Sunday, April 05, 2009

THE POLISH OFFICER: HISTORY AND EXCITEMENT


I noticed on a quiet day that I had two visitors to Crime Scraps this morning from Poland. Obviously they were brilliant mind readers, who knew that I finished reading The Polish Officer by Alan Furst the other day. I had bought the book on our short break holiday to Somerset in Wells having finished The Man Who Liked Slow Tomatoes and having left the bulky Jo Nesbo back at Crime Scraps HQ. It was a good decision.

The Polish Officer was written back in 1995 but has been reissued  along with other Alan Furst books last year. Furst who has lived in France for long periods and travelled widely in Eastern Europe writes books [if this novel is an example] that are exciting spy thrillers, history lessons and a lot more.
In The Polish Officer he manages to create interesting characters, give us an account of the first months of the Second World War, and still keep the action going at breakneck speed. He writes well in an episodic style and tells the story of Captain Alexander de Milja, a cartographer in the Polish Intelligence service. The reader follows de Milja as he escapes Warsaw in 1939 transporting Poland's gold reserves to safety, and then on to  Paris and the forests of the Polish -Ukrainian border where he fights with a partisan group. In France he assumes the identities of a Russian emigre, and then a Slovak of German ethnicity as he runs a resistance organization in France keeping one step ahead of the Gestapo. 
It is a story of tragedy, and the temporary triumph of barbarity but also of loyalty and friendship in a time of incredible stress. 

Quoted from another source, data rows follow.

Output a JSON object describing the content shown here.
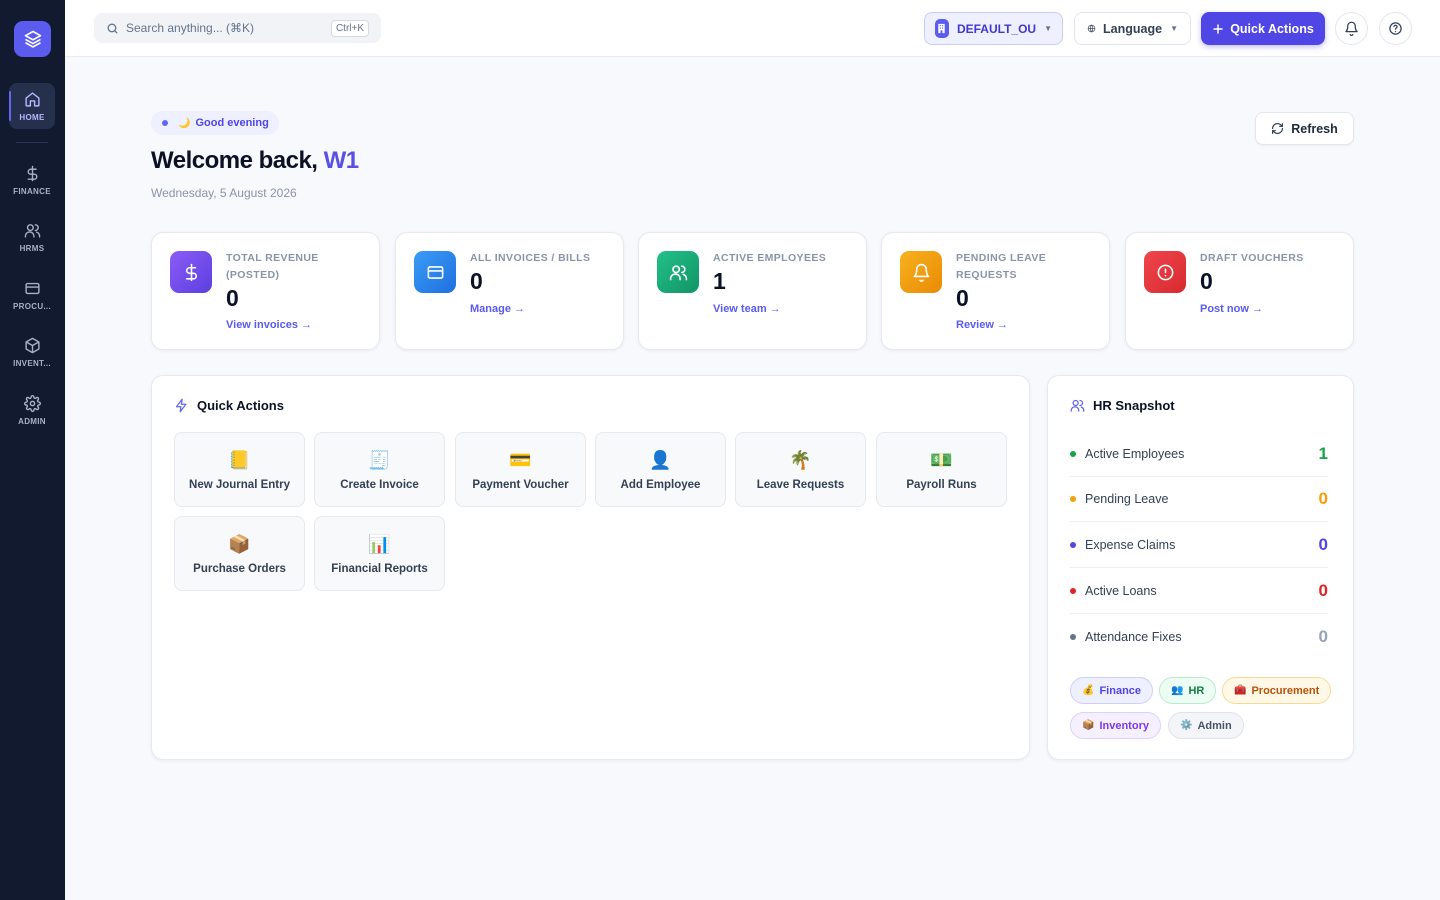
{
  "sidebar": {
    "items": [
      {
        "label": "HOME",
        "icon": "home-icon"
      },
      {
        "label": "FINANCE",
        "icon": "dollar-icon"
      },
      {
        "label": "HRMS",
        "icon": "users-icon"
      },
      {
        "label": "PROCU...",
        "icon": "card-icon"
      },
      {
        "label": "INVENT...",
        "icon": "box-icon"
      },
      {
        "label": "ADMIN",
        "icon": "gear-icon"
      }
    ]
  },
  "topbar": {
    "search_placeholder": "Search anything... (⌘K)",
    "search_shortcut": "Ctrl+K",
    "ou_label": "DEFAULT_OU",
    "language_label": "Language",
    "quick_actions_label": "Quick Actions"
  },
  "greeting": {
    "pill": "Good evening",
    "pill_emoji": "🌙",
    "welcome_prefix": "Welcome back,",
    "user_name": "W1",
    "date": "Wednesday, 5 August 2026",
    "refresh_label": "Refresh"
  },
  "stats": [
    {
      "title": "TOTAL REVENUE (POSTED)",
      "value": "0",
      "link": "View invoices →",
      "color": "#6d4be8"
    },
    {
      "title": "ALL INVOICES / BILLS",
      "value": "0",
      "link": "Manage →",
      "color": "#2f7fe6"
    },
    {
      "title": "ACTIVE EMPLOYEES",
      "value": "1",
      "link": "View team →",
      "color": "#17a574"
    },
    {
      "title": "PENDING LEAVE REQUESTS",
      "value": "0",
      "link": "Review →",
      "color": "#ef9a09"
    },
    {
      "title": "DRAFT VOUCHERS",
      "value": "0",
      "link": "Post now →",
      "color": "#e5383b"
    }
  ],
  "quick_actions": {
    "title": "Quick Actions",
    "items": [
      {
        "label": "New Journal Entry",
        "emoji": "📒"
      },
      {
        "label": "Create Invoice",
        "emoji": "🧾"
      },
      {
        "label": "Payment Voucher",
        "emoji": "💳"
      },
      {
        "label": "Add Employee",
        "emoji": "👤"
      },
      {
        "label": "Leave Requests",
        "emoji": "🌴"
      },
      {
        "label": "Payroll Runs",
        "emoji": "💵"
      },
      {
        "label": "Purchase Orders",
        "emoji": "📦"
      },
      {
        "label": "Financial Reports",
        "emoji": "📊"
      }
    ]
  },
  "hr_snapshot": {
    "title": "HR Snapshot",
    "rows": [
      {
        "label": "Active Employees",
        "value": "1",
        "color": "#16a34a"
      },
      {
        "label": "Pending Leave",
        "value": "0",
        "color": "#f59e0b"
      },
      {
        "label": "Expense Claims",
        "value": "0",
        "color": "#4f46e5"
      },
      {
        "label": "Active Loans",
        "value": "0",
        "color": "#dc2626"
      },
      {
        "label": "Attendance Fixes",
        "value": "0",
        "color": "#94a3b8"
      }
    ],
    "chips": [
      {
        "label": "Finance",
        "emoji": "💰"
      },
      {
        "label": "HR",
        "emoji": "👥"
      },
      {
        "label": "Procurement",
        "emoji": "🧰"
      },
      {
        "label": "Inventory",
        "emoji": "📦"
      },
      {
        "label": "Admin",
        "emoji": "⚙️"
      }
    ]
  }
}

'That winter in Warsaw, an English grammar couldn't be had for love or money. Even so, the joke everybody was telling around town went like this: the pessimists are learning German, the optimists are learning English, while the realists, in January of 1940, were said to be learning Russian.'

de Milja leaves a defeated Poland to go to a France about to be defeated, and the reader learns a lot about the battle of wits between the spy and counter-intelligence police. The Gestapo have captured a radio operator 'Marie Ladoux' who manages to take her cyanide capsule. They now examine the real prize-the clandestine radio.

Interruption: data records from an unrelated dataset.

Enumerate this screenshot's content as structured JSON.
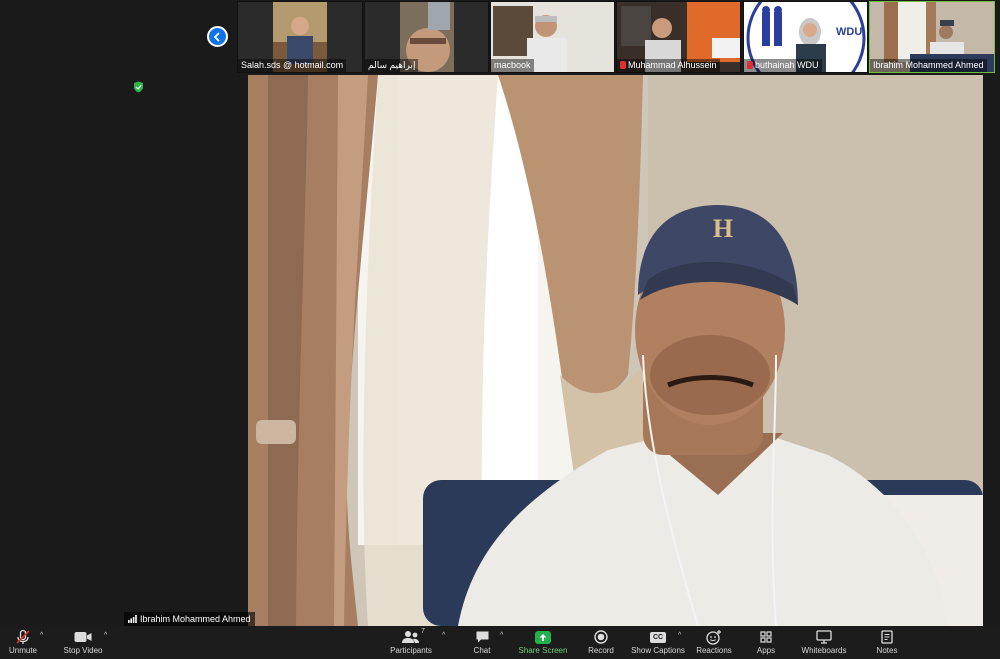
{
  "participants": [
    {
      "name": "Salah.sds @ hotmail.com",
      "muted": false,
      "active": false
    },
    {
      "name": "إبراهيم سالم",
      "muted": false,
      "active": false
    },
    {
      "name": "macbook",
      "muted": false,
      "active": false
    },
    {
      "name": "Muhammad Alhussein",
      "muted": true,
      "active": false
    },
    {
      "name": "buthainah WDU",
      "muted": true,
      "active": false
    },
    {
      "name": "Ibrahim Mohammed Ahmed",
      "muted": false,
      "active": true
    }
  ],
  "logo_text": "WDU",
  "speaker": {
    "name": "Ibrahim Mohammed Ahmed",
    "cap_letter": "H"
  },
  "toolbar": {
    "unmute": "Unmute",
    "stop_video": "Stop Video",
    "participants": "Participants",
    "participants_count": "7",
    "chat": "Chat",
    "share_screen": "Share Screen",
    "record": "Record",
    "show_captions": "Show Captions",
    "captions_icon_text": "CC",
    "reactions": "Reactions",
    "apps": "Apps",
    "whiteboards": "Whiteboards",
    "notes": "Notes"
  },
  "colors": {
    "accent": "#0e72ed",
    "share": "#22b14c",
    "muted": "#e0302d",
    "active_border": "#6fbf3a"
  }
}
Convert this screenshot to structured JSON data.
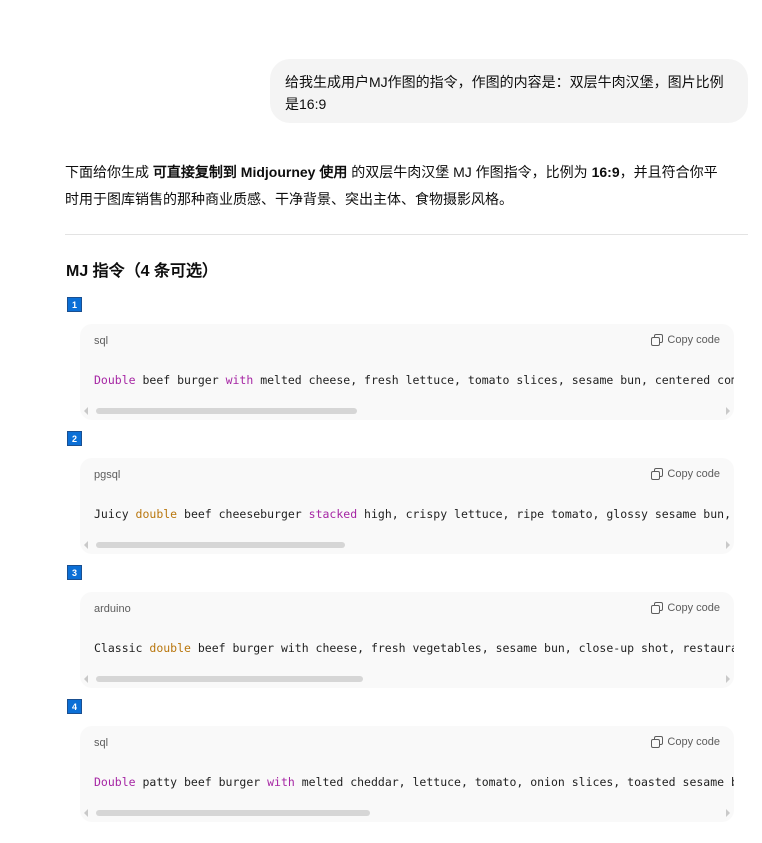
{
  "user_message": {
    "line1": "给我生成用户MJ作图的指令，作图的内容是：双层牛肉汉堡，图片比例",
    "line2": "是16:9"
  },
  "intro": {
    "part1": "下面给你生成 ",
    "bold1": "可直接复制到 Midjourney 使用",
    "part2": " 的双层牛肉汉堡 MJ 作图指令，比例为 ",
    "bold2": "16:9",
    "part3": "，并且符合你平",
    "line2": "时用于图库销售的那种商业质感、干净背景、突出主体、食物摄影风格。"
  },
  "section_title": "MJ 指令（4 条可选）",
  "copy_label": "Copy code",
  "blocks": [
    {
      "number": "1",
      "lang": "sql",
      "kw1": "Double",
      "t1": " beef burger ",
      "kw2": "with",
      "t2": " melted cheese, fresh lettuce, tomato slices, sesame bun, centered comp",
      "scroll_fraction": 0.42
    },
    {
      "number": "2",
      "lang": "pgsql",
      "t0": "Juicy ",
      "kw1": "double",
      "t1": " beef cheeseburger ",
      "kw2": "stacked",
      "t2": " high, crispy lettuce, ripe tomato, glossy sesame bun, i",
      "scroll_fraction": 0.4
    },
    {
      "number": "3",
      "lang": "arduino",
      "t0": "Classic ",
      "kw1": "double",
      "t1": " beef burger with cheese, fresh vegetables, sesame bun, close-up shot, restaurar",
      "scroll_fraction": 0.43
    },
    {
      "number": "4",
      "lang": "sql",
      "kw1": "Double",
      "t1": " patty beef burger ",
      "kw2": "with",
      "t2": " melted cheddar, lettuce, tomato, onion slices, toasted sesame bu",
      "scroll_fraction": 0.44
    }
  ]
}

Grahnweis took a soft leather pouch from the pocket of his uniform jacket and selected a screwdriver for the task of getting behind the control panel. To the senior officer looking over his shoulder he said. "Maybe something new inside."
There was.

Amidst all the historical knowledge that Furst imparts in this wide ranging story we learn: 

The Swedes are neutral. And it's no technicality -they're making money hand over fist selling iron ore to the Germans........
Meanwhile they were righteous as parsons; issued ringing indictments at every opportunity and sat in judgement on the world.

And:

De Milja was incredulous. France remained powerful, had a formidable navy, had army unts in Morocco, Syria, Algeria, and could have fought on for years. "In Warsaw-"
"This isn't Warsaw," Vyborg said. "In Tours, they lost a top-secret cable, turned the whole chateau upside down looking for it. Finally a maid found it, crumpled up in Reynaud's [the French Prime Minister] mistress's bed."

The Polish Officer is an intelligent book that tells an exciting story taking the reader back into a terrible time in history. It is well worth reading for an accurate picture of the past and of how brave people tried to survive. 

4 Comments:

Anonymous Anonymous said...

Norman,

I agree, it is a wonderful book, intelligent and well written.

Furst's books communicate with each other (I don't know any other writer where they do that so much). For example „The World at Night“ describes similar historical events as in the Polish officer i.e. the defeat of the French army and it is quite interesting to compare Furst's description of the reaction of French and Polish.

7:54 AM  
Blogger Unknown said...

Congratulations and commiserations on discovering Furst. He's all too akin to a drug, and while there are some flaws to his writing, there are times when he cuts utterly to the heart of the human tragedy of the mid 20th century, and makes your heart soar and weep at the same time.

My personal favourite is Dark Star, a legit candidate for Desert Island book, but really don't think you can go wrong with him

1:32 PM  
Blogger Lauren said...

I do like the way Furst's books interact without being a series per se. Although there are a couple written to be read together.

I read The Polish Officer years ago (before I'd been there) and enjoyed it immensely. It manages to take an almost hackneyed setting and scenario (World War Two spies) and turn it into something competely new. And that's saying something considering how fussy I am about literature with this sort of historical setting!

3:24 PM  
Blogger Uriah Robinson said...

Thanks Bernd and Semi Dweller for your comments and recommendations. I am swamped with books I want to read, but Furst has grabbed my attention and I will definitely read more of his books.
There are few authors who can make you cry and laugh on the same page.